One practitioner who covers both Islamic finance and fintech for a GCC-based financial centre, said that fintechs need to be more diligent when it comes to compliance and governance.
“The best way to learn is from others mistakes, this is a free lesson for the rest,” he said. “Most fintechs operate in a regulated environment in one way or another, understanding the regulatory framework and having the proper governance internally to abide by these regulations is of utmost importance and is an integral part of the success of fintechs.”
Lessons for customers and investors
Perhaps one of the biggest lessons for other Islamic start-ups will be the importance of gaining, sustaining and maintaining customer and user trust in a product or service.
Blake Goud, CEO of the RFI Foundation said that it's hard for investors and customers to understand how to react to a regulatory action like this, but it is likely to prompt questions about what happened, what impact did it have on customers, and what was done to fix the situation.
“It's never good for a business to have regulators identify deficiencies leading to financial penalties, and customers should try to understand the answers to these questions to see if it's an issue that happened and was corrected, or if it's evidence of systematic issues with the business' culture,” he said.

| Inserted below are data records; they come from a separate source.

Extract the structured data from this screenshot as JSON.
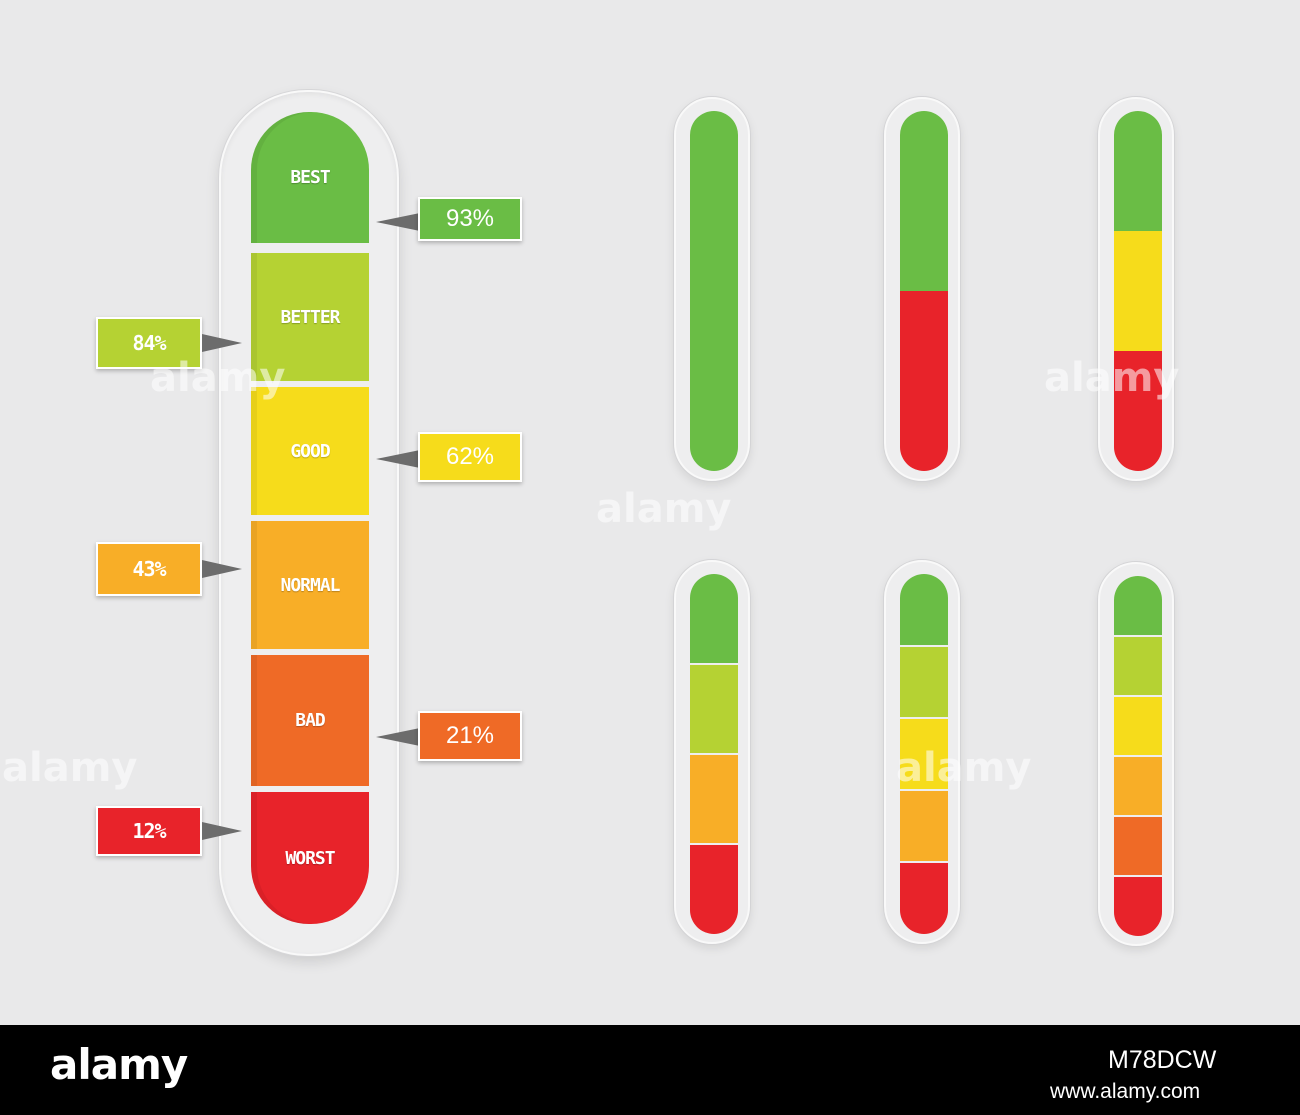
{
  "colors": {
    "best": "#6abd45",
    "better": "#b5d233",
    "good": "#f6dc1b",
    "normal": "#f8ae27",
    "bad": "#ef6a26",
    "worst": "#e8232a"
  },
  "scale": [
    {
      "key": "best",
      "label": "BEST"
    },
    {
      "key": "better",
      "label": "BETTER"
    },
    {
      "key": "good",
      "label": "GOOD"
    },
    {
      "key": "normal",
      "label": "NORMAL"
    },
    {
      "key": "bad",
      "label": "BAD"
    },
    {
      "key": "worst",
      "label": "WORST"
    }
  ],
  "callouts": {
    "best": {
      "text": "93%"
    },
    "better": {
      "text": "84%"
    },
    "good": {
      "text": "62%"
    },
    "normal": {
      "text": "43%"
    },
    "bad": {
      "text": "21%"
    },
    "worst": {
      "text": "12%"
    }
  },
  "meters": [
    {
      "segments": [
        "best"
      ]
    },
    {
      "segments": [
        "best",
        "worst"
      ]
    },
    {
      "segments": [
        "best",
        "good",
        "worst"
      ]
    },
    {
      "segments": [
        "best",
        "better",
        "normal",
        "worst"
      ]
    },
    {
      "segments": [
        "best",
        "better",
        "good",
        "normal",
        "worst"
      ]
    },
    {
      "segments": [
        "best",
        "better",
        "good",
        "normal",
        "bad",
        "worst"
      ]
    }
  ],
  "watermark": "alamy",
  "footer": {
    "logo": "alamy",
    "code": "M78DCW",
    "site": "www.alamy.com"
  }
}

Meanwhile, the practitioner at the GCC financial centre said that it would be unfair for the Wahed scenario to have a negative impact on other Islamic fintechs and start-ups from an investor perspective.
“The incident could drive investors to pay more attention to details pertaining to compliance and governance when evaluating potential projects, but shouldn’t impact their appetite for the sector as this doesn’t impose a fundamental challenge,” he said.
PwC’s Kayrouz said that investors should review documentation of Islamic fintechs to ensure that their investment activity is Sharia compliant and that they have processes to ensure such compliance continues.
“To adapt to this, Islamic start-ups should provide investors with their documentation evidencing how they are Sharia compliant and how they shall remain Sharia compliant going forward,” he said.